« Fin de vie : où en est le sujet ? » Cet appel à contribution de l'association des Psychologues freudiens a résonné pour moi de la manière suivante : « Fin de vie : où est le sujet ? », et a fait écho à une vignette clinique en lien avec cette question.
Dans le cadre de mon travail en EHPAD, il m’arrive de rencontrer des équipes extérieures, sollicitées lors des accompagnements de fin de vie : équipe mobile de soins palliatifs ou service d’hospitalisation à domicile. Récemment, j'ai eu l'occasion de travailler avec une d’entre elles, venue évaluer la douleur d'une dame, pour savoir si elle relevait de leur service. Les filles de cette dame étaient très inquiètes. Lors de l'examen médical, mené par un médecin et une infirmière, la dame eu peu, voire pas de réaction physique. Mais les professionnelles remarquèrent son froncement de sourcils, grâce une observation précise et attentive. Cette marque, pourtant présente lorsqu'elle s'adressait à nous dans une langue qui ne permettait plus de la comprendre, ou quand elle chantait ses comptines, n’avait pas suffi à faire entendre la dimension du sujet. Un traitement antalgique lourd avait été mis en place, soulevant pour moi une question quant à son effet : est-ce une douleur qui est soulagée ou une manifestation subjective qui est annulée ? Dit autrement : quelle fonction la douleur et son expression peuvent-elles avoir pour le sujet ?
L'expression de la douleur peut bien sûr correspondre à un désordre sur le plan organique. En EHPAD, les sujets ayant affaire au vieillissement du corps sont quotidiennement aux prises avec ces dérèglements, les inconforts liés au grand âgé, chacun à leur manière. Mais il est aussi souvent question de la manière de faire encore exister ce corps qui ne fonctionne plus comme avant. La douleur semble montrer que le corps est toujours là, toujours en vie, et la manifestation de cette douleur pourrait indiquer que le sujet est lui aussi de la partie. On ne peut ici pas savoir s'il s'agit d'une douleur physique ou morale, mais ce qui m'a semblé évident dans ce froncement de sourcils, c'est qu'il était le signe d’une présence, de la persistance du sujet jusque dans l'épuisement total du corps.
Catherine Lacaze-Paule, interviewée par Myriam Perrin dans « Lacan sens dessus dessous », met en avant la fonction de la douleur : « La douleur est ce qui permet d’éprouver ce quelque chose qui est de l’organisme. Au fond, la douleur se loge dans cette faille entre l’âme et le corps d’un côté, et l’organisme de l’autre. C’est parce qu’il y a la douleur que quelque chose de l’organisme peut s’éprouver. Balzac fait très bien remarquer cela : une partie de notre corps, dit-il, serait inconnue s’il n’y avait eu la douleur. »[1]
Les EHPAD n'échappent pas aux protocoles et autres grilles d'évaluation, qui se déploient parfois jusqu'aux derniers moments de la vie. Ceux-ci peuvent être utiles, malgré un souci d'objectivation au premier plan, notamment pour alerter les équipes extérieures. Mais au-delà de cette objectivation, persiste le soin d'équipes attentives aux détails. Dans des accompagnements hors-langage, hors-sens, les soignants savent repérer les signes, aussi infimes soient-ils – y compris la douleur – qui doivent alerter ou au moins questionner sur la présence du sujet. C'est ce travail qu'il est possible de soutenir en tant que psychologue en EHPAD, pour faire valoir l'accompagnement au cas pas cas.

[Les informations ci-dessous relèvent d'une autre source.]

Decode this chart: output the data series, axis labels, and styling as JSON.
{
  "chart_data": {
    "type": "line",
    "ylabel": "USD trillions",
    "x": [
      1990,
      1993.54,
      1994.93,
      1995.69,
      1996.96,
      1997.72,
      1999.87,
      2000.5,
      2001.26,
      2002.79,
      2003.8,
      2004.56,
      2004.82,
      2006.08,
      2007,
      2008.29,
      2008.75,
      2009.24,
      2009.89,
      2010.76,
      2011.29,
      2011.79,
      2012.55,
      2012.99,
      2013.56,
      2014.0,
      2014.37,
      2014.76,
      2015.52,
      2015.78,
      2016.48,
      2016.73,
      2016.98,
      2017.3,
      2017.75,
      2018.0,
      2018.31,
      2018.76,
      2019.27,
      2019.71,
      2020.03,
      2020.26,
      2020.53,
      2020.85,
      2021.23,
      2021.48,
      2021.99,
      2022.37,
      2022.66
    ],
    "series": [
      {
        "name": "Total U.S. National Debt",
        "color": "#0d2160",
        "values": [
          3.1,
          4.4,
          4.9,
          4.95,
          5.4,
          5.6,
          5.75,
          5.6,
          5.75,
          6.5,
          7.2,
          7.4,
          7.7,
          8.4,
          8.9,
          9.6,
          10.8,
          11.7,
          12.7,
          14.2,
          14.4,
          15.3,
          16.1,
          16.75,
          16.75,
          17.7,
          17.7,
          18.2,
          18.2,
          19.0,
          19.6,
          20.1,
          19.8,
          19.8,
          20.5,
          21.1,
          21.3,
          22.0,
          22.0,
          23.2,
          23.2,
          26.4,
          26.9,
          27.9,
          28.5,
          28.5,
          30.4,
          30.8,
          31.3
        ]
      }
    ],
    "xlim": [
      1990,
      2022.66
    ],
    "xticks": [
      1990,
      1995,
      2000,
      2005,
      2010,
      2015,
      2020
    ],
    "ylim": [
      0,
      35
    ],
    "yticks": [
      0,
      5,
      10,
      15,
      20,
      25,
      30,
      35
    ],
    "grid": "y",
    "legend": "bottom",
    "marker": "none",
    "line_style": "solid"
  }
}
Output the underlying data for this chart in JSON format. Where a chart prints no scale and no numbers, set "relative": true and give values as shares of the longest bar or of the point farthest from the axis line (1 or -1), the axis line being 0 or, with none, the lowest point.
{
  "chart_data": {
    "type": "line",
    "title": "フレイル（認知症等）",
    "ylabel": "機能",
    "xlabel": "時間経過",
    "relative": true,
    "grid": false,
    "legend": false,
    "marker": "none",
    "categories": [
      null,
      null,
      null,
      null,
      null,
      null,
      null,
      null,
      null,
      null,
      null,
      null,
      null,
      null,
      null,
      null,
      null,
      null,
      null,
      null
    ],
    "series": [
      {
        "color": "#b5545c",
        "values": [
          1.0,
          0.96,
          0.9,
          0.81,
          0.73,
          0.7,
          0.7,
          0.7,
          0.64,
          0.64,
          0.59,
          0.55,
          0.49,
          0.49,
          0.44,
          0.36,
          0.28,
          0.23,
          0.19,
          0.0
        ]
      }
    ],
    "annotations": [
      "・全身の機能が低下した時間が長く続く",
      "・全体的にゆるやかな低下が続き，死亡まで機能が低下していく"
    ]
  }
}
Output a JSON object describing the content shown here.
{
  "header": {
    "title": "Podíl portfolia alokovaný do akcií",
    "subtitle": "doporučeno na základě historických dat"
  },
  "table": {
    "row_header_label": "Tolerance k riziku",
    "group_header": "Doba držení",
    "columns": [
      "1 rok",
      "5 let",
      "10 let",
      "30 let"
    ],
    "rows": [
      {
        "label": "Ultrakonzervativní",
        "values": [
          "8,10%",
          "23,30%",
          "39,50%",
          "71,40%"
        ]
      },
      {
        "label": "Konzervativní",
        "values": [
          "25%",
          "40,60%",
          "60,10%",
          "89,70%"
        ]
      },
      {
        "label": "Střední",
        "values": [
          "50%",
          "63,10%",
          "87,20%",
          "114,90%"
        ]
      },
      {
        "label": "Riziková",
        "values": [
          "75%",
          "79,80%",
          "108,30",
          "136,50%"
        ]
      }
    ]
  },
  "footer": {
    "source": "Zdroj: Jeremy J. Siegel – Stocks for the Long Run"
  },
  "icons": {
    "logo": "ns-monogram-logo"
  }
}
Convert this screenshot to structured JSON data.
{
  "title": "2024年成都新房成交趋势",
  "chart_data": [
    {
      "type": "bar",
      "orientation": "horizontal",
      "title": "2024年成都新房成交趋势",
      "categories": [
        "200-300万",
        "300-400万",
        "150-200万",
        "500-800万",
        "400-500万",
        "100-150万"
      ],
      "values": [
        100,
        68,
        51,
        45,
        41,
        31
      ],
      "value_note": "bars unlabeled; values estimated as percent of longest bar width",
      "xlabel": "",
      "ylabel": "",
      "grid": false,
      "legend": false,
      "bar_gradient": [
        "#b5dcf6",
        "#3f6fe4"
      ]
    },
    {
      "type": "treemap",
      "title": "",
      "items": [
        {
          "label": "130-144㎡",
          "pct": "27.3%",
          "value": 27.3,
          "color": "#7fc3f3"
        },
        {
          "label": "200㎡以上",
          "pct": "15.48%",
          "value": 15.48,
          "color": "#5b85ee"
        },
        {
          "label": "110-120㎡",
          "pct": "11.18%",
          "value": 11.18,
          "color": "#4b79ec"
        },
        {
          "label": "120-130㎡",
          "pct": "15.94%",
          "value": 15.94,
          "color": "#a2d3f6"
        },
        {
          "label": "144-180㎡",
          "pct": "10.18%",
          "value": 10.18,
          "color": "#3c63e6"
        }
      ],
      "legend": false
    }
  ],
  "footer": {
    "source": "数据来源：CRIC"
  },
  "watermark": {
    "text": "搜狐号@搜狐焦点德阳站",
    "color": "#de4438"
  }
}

Cela permet également de rappeler que si une part de l'accompagnement de fin de vie est médicalisée pour prendre en charge la douleur, cela n'empêche pas le sujet de continuer à se faire entendre. Un signe de douleur peut également être considéré comme une manifestation subjective, parfois la dernière. Il ne s'agit alors pas de prôner la douleur ou une fin de vie difficile à supporter, mais de repérer les signes du vivant chez chacun.
* Amandine Simon est co-auteur, avec Alexia Duchêne et Yves-Marie Le Guernic, du livre Vieillir aujourd’hui. Perspectives cliniques et politiques, Nîmes, Champ social, 2019.
[1] « Lacan sens dessus dessous », La phrase de Lacan que... Myriam Perrin interviewe Catherine Lacaze-Paule, disponible sur internet.